And yet, when all has been said, the man who should hold
back from marriage is in the same case with him who runs away
from battle. To avoid an occasion for our virtues is a worse
degree of failure than to push forward pluckily and make a
fall. It is lawful to pray God that we be not led into
temptation; but not lawful to skulk from those that come to
us. The noblest passage in one of the noblest books of this
century, is where the old pope glories in the trial, nay, in
the partial fall and but imperfect triumph, of the younger
hero. (1) Without some such manly note, it were perhaps
better to have no conscience at all.

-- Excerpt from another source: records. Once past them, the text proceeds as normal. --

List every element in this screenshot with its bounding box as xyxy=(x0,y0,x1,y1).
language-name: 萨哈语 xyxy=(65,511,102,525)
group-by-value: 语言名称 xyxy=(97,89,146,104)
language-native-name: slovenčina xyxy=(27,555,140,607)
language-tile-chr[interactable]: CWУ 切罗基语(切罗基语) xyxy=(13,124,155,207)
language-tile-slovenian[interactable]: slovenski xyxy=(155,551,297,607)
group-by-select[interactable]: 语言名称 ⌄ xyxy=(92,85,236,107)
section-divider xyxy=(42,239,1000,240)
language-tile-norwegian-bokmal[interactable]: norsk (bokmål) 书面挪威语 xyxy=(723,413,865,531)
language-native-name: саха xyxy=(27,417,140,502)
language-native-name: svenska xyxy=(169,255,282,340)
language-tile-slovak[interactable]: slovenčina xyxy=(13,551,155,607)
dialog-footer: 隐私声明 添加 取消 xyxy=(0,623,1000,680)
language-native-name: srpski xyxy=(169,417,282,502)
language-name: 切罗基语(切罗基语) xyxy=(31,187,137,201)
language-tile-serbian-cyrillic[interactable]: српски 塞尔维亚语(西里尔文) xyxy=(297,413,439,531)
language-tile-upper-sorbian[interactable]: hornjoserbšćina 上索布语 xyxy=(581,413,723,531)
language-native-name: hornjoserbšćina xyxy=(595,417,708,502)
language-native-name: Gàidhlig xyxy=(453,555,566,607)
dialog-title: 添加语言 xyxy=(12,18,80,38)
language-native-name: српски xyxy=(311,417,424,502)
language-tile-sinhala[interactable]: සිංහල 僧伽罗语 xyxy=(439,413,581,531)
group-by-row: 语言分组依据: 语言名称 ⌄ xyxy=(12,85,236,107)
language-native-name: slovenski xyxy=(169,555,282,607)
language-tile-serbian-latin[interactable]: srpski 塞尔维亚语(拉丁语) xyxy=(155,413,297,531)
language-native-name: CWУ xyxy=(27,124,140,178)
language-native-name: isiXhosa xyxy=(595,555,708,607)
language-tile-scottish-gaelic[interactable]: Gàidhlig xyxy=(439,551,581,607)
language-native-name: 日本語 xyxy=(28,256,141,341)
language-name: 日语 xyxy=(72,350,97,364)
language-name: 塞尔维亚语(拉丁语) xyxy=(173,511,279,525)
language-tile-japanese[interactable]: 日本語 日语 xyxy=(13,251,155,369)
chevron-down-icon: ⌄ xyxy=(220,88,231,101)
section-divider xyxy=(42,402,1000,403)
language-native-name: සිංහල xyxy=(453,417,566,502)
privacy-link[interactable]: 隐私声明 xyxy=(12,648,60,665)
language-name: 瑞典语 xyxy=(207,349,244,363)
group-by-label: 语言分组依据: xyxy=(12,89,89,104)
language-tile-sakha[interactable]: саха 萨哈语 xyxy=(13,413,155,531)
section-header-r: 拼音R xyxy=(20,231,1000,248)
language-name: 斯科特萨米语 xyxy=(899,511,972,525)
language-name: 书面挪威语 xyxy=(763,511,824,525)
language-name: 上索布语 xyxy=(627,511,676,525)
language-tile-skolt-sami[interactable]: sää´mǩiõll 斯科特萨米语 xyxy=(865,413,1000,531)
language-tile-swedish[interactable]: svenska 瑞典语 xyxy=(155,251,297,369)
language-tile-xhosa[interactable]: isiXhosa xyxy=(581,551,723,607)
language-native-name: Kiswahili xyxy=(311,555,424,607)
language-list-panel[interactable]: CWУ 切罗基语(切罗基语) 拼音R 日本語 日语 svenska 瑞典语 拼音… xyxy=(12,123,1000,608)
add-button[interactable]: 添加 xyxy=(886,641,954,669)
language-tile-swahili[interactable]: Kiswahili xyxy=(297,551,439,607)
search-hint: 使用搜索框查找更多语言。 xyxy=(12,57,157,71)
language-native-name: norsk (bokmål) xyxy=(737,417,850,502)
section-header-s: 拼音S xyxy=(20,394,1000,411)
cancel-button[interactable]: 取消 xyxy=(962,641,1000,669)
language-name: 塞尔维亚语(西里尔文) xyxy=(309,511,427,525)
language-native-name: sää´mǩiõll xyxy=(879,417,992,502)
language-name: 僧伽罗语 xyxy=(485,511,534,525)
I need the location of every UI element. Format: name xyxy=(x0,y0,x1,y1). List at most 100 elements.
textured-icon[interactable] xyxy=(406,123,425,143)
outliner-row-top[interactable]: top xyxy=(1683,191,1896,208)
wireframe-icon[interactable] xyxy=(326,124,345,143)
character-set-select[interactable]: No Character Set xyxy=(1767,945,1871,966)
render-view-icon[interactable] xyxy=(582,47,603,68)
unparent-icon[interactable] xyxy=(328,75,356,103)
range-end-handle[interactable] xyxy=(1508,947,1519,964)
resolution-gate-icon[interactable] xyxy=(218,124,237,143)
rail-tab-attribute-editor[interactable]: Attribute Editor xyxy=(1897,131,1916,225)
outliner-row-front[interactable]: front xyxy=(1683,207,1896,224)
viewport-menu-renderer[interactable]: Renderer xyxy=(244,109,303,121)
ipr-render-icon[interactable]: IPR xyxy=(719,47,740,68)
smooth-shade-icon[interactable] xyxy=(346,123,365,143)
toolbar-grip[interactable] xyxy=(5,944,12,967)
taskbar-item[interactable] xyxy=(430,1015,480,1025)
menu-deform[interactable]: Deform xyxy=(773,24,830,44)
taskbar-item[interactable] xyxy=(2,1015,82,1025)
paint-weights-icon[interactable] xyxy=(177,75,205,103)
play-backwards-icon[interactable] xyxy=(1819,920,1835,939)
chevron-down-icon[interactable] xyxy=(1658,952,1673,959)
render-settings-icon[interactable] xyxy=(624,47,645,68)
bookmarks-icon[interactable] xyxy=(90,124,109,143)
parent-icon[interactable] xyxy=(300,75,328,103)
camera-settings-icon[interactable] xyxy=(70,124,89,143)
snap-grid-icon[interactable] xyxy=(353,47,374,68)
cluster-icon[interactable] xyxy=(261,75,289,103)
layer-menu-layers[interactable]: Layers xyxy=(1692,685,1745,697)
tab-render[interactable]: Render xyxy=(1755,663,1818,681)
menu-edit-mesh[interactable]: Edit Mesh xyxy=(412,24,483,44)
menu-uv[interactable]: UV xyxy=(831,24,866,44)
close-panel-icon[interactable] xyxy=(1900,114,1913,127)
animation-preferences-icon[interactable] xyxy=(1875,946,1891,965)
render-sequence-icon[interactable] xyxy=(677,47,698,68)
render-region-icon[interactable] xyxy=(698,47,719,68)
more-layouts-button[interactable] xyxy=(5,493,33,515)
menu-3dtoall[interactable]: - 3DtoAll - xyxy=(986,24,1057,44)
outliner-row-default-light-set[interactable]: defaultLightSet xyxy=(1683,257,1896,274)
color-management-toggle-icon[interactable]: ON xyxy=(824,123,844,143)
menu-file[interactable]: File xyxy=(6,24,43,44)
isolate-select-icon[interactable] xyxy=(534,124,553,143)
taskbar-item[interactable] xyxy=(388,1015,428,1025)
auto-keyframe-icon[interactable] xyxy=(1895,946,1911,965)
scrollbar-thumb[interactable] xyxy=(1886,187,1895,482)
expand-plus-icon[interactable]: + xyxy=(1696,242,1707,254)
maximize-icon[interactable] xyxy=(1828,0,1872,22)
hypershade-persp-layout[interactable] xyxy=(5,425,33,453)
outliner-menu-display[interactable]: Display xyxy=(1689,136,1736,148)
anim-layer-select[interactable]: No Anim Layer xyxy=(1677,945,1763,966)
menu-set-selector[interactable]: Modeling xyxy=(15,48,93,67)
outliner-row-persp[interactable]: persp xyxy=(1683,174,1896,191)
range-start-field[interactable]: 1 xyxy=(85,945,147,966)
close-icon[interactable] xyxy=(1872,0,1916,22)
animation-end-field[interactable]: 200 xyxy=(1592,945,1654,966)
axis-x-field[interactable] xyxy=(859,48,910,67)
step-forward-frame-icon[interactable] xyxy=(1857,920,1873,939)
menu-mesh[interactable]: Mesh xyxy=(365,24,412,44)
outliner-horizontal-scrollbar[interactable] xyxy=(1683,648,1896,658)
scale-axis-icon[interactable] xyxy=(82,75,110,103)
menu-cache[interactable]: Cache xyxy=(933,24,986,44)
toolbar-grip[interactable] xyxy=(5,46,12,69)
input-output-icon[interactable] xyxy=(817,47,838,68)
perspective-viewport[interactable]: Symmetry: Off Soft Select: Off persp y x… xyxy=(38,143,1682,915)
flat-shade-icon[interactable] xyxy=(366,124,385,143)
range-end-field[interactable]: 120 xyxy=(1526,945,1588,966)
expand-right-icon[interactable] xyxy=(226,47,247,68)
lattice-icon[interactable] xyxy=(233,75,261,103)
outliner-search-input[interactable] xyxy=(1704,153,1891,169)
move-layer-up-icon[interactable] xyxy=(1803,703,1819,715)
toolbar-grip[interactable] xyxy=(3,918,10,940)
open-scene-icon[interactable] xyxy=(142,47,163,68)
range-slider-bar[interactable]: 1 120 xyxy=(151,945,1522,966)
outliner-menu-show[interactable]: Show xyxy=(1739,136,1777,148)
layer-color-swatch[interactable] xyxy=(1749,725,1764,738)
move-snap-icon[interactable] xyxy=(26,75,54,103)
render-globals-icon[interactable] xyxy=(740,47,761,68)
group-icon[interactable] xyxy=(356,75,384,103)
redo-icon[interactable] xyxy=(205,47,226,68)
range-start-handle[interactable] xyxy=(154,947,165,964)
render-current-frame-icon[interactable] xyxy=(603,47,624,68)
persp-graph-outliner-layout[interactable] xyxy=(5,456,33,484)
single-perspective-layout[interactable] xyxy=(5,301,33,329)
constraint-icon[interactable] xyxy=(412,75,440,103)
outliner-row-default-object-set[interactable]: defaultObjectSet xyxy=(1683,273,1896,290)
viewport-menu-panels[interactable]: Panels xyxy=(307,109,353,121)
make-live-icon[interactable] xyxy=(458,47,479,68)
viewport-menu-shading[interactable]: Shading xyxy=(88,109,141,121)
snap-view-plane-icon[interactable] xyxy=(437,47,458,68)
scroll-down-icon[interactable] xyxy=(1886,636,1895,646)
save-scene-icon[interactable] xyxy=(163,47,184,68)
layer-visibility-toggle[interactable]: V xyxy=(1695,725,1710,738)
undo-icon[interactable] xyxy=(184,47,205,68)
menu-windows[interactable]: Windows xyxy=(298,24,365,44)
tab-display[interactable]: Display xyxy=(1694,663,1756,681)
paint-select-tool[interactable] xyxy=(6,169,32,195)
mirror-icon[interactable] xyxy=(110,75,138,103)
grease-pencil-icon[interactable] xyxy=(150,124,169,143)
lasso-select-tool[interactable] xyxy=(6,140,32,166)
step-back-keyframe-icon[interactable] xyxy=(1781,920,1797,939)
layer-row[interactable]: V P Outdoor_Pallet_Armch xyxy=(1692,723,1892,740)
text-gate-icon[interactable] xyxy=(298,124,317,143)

But there is a vast
difference between teaching flight, and showing points of
peril that a man may march the more warily. And the true
conclusion of this paper is to turn our back on apprehensions,
and embrace that shining and courageous virtue, Faith. Hope
is the boy, a blind, headlong, pleasant fellow, good to chase
swallows with the salt; Faith is the grave, experienced, yet
smiling man. Hope lives on ignorance; open-eyed Faith is
built upon a knowledge of our life, of the tyranny of
circumstance and the frailty of human resolution. Hope looks
for unqualified success; but Faith counts certainly on
failure, and takes honourable defeat to be a form of victory.
Hope is a kind old pagan; but Faith grew up in Christian days,
and early learnt humility. In the one temper, a man is
indignant that he cannot spring up in a clap to heights of
elegance and virtue; in the other, out of a sense of his
infirmities, he is filled with confidence because a year has
come and gone, and he has still preserved some rags of honour.